Silencioso, aunque mirando hacia abajo, su expresión claramente indicaba que tenía algo que decir.

—Señor…

—Situ se adelantó, con un aspecto muy vacilante, pero aún así habló—.

An Chushi es el asistente del Señor Huo Tianqing.

Debí haber recordado a la Señorita Shen de esto; fue mi negligencia.

Shen Li no tenía idea de la identidad de An Chushi y pensó que era solo un transeúnte.

Pensando que se llevaban bien, lo trató como amigo.

De hecho, Shen Li no podía ser culpada por esto.

—Parece que disfrutas asumir la culpa de otros —comentó Huo Siyu, mirando a Situ—.

Según la línea de tiempo, An Chushi apareció junto a Shen Li cuando yo había asignado a Dongfang para seguirla.

Claramente fue culpa de Dongfang.

¿Acaso te preocupa que siga castigándolo?

—Solo pienso que también soy parcialmente responsable por la falta de atención —dijo Situ, bajando aún más la mirada, su rostro mostrando aún más vacilación—.

La Señorita Shen…

—Situ —Huo Siyu de repente llamó por su nombre, interrumpiéndolo.

Situ, como si estuviera condicionado, se puso de pie respetuosamente, su expresión facial cambiada, —Sí, espero sus órdenes.

—Recuerdo que no eras muy hablador antes.

Debido a asuntos relacionados con Shen Li, esta no es la primera vez que tomas la palabra —observó Huo Siyu, mirando tranquilamente a Situ.

Nunca había dudado de la lealtad de Situ, sin embargo, sentía que Situ estaba haciendo demasiado en cuanto a cuestiones que conciernen a Shen Li, mucho más allá de sus instrucciones.

—La Señorita Shen es una buena persona, la admiro mucho —habló Situ, mirando a Huo Siyu con respeto inalterado—.

Como una vez le dije, usted es demasiado bueno con ella.
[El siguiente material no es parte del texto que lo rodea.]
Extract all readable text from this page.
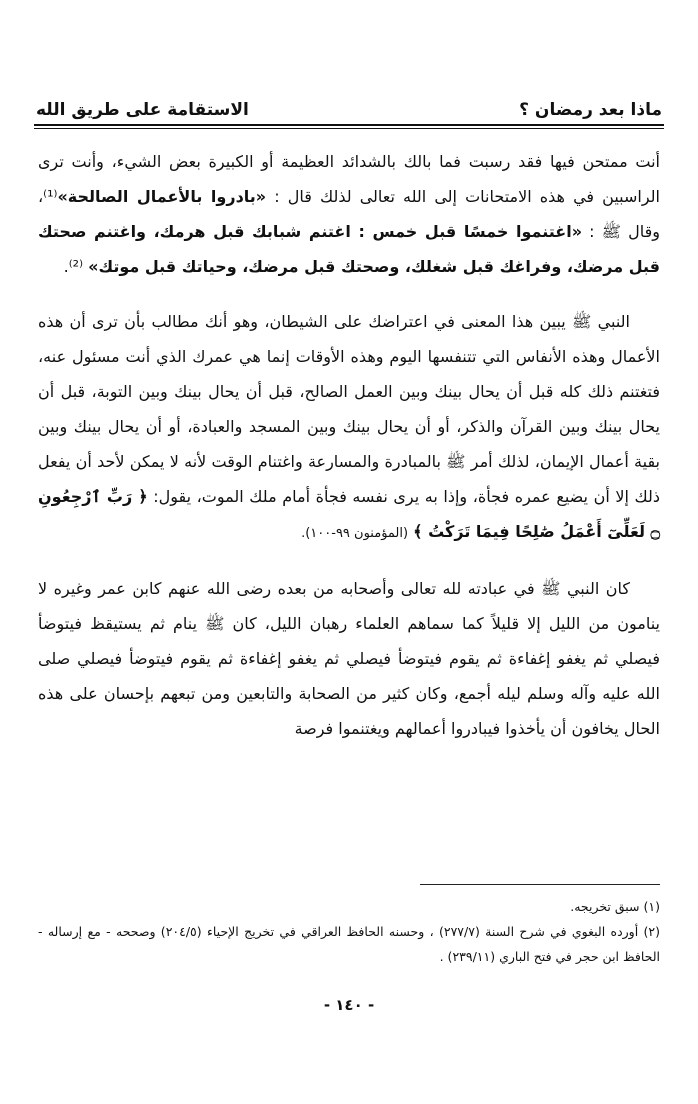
ماذا بعد رمضان ؟
الاستقامة على طريق الله

أنت ممتحن فيها فقد رسبت فما بالك بالشدائد العظيمة أو الكبيرة بعض الشيء، وأنت ترى الراسبين في هذه الامتحانات إلى الله تعالى لذلك قال : «بادروا بالأعمال الصالحة»⁽¹⁾، وقال ﷺ : «اغتنموا خمسًا قبل خمس : اغتنم شبابك قبل هرمك، واغتنم صحتك قبل مرضك، وفراغك قبل شغلك، وصحتك قبل مرضك، وحياتك قبل موتك» ⁽²⁾.

النبي ﷺ يبين هذا المعنى في اعتراضك على الشيطان، وهو أنك مطالب بأن ترى أن هذه الأعمال وهذه الأنفاس التي تتنفسها اليوم وهذه الأوقات إنما هي عمرك الذي أنت مسئول عنه، فتغتنم ذلك كله قبل أن يحال بينك وبين العمل الصالح، قبل أن يحال بينك وبين التوبة، قبل أن يحال بينك وبين القرآن والذكر، أو أن يحال بينك وبين المسجد والعبادة، أو أن يحال بينك وبين بقية أعمال الإيمان، لذلك أمر ﷺ بالمبادرة والمسارعة واغتنام الوقت لأنه لا يمكن لأحد أن يفعل ذلك إلا أن يضيع عمره فجأة، وإذا به يرى نفسه فجأة أمام ملك الموت، يقول: ﴿ رَبِّ ٱرْجِعُونِ ۝ لَعَلِّىٓ أَعْمَلُ صَٰلِحًا فِيمَا تَرَكْتُ ﴾ (المؤمنون ٩٩-١٠٠).

كان النبي ﷺ في عبادته لله تعالى وأصحابه من بعده رضى الله عنهم كابن عمر وغيره لا ينامون من الليل إلا قليلاً كما سماهم العلماء رهبان الليل، كان ﷺ ينام ثم يستيقظ فيتوضأ فيصلي ثم يغفو إغفاءة ثم يقوم فيتوضأ فيصلي ثم يغفو إغفاءة ثم يقوم فيتوضأ فيصلي صلى الله عليه وآله وسلم ليله أجمع، وكان كثير من الصحابة والتابعين ومن تبعهم بإحسان على هذه الحال يخافون أن يأخذوا فيبادروا أعمالهم ويغتنموا فرصة

(١) سبق تخريجه.

(٢) أورده البغوي في شرح السنة (٢٧٧/٧) ، وحسنه الحافظ العراقي في تخريج الإحياء (٢٠٤/٥) وصححه - مع إرساله - الحافظ ابن حجر في فتح الباري (٢٣٩/١١) .

- ١٤٠ -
Ahora creo que es correcto que la trate tan bien.

Se lo merece.

Además, señor, es obvio que le importa mucho, entonces ¿por qué someterse a esto…

tortura indirecta?

Al ver llorar a Shen Li tan tristemente, no creía que Huo Siyu pudiera estar tranquilo.

Tanto como amigo de Shen Li como asistente de Huo Siyu, deseaba que ninguno de los dos sufriera de esta manera.

Huo Siyu permaneció en silencio.

En su vida, nunca había tomado la iniciativa de retroceder, pero justo antes, al presenciar las lágrimas de Shen Li, efectivamente se había suavizado.

Tardó un rato antes de preguntar —¿Cuándo es el cumpleaños de la Anciana Señora Shen?

—Es en tres días —dijo Situ.

Huo Siyu ordenó —Prepara un regalo generoso para mí y despeja mi agenda para ese día completo.

En el pasado, le dijo a Shen Li que la acompañaría al banquete, simplemente para aparecer y luego irse.

Ahora que había despejado su agenda, podrían pasar tiempo caminando afuera, lo que también era una forma de llevar a Shen Li a relajarse.

—Sí —respondió Situ, visiblemente aliviado, sabiendo que Huo Siyu estaba haciendo una concesión.

Mientras Shen Li dejara de armar un escándalo con Huo Siyu y dijera unas palabras amables, el asunto pasaría.

Huo Siyu también suspiró aliviado, acariciándose la cabeza inconscientemente.

Había sufrido de dolores de cabeza desde niño, los cuales habían mejorado significativamente después de conocer a Shen Li.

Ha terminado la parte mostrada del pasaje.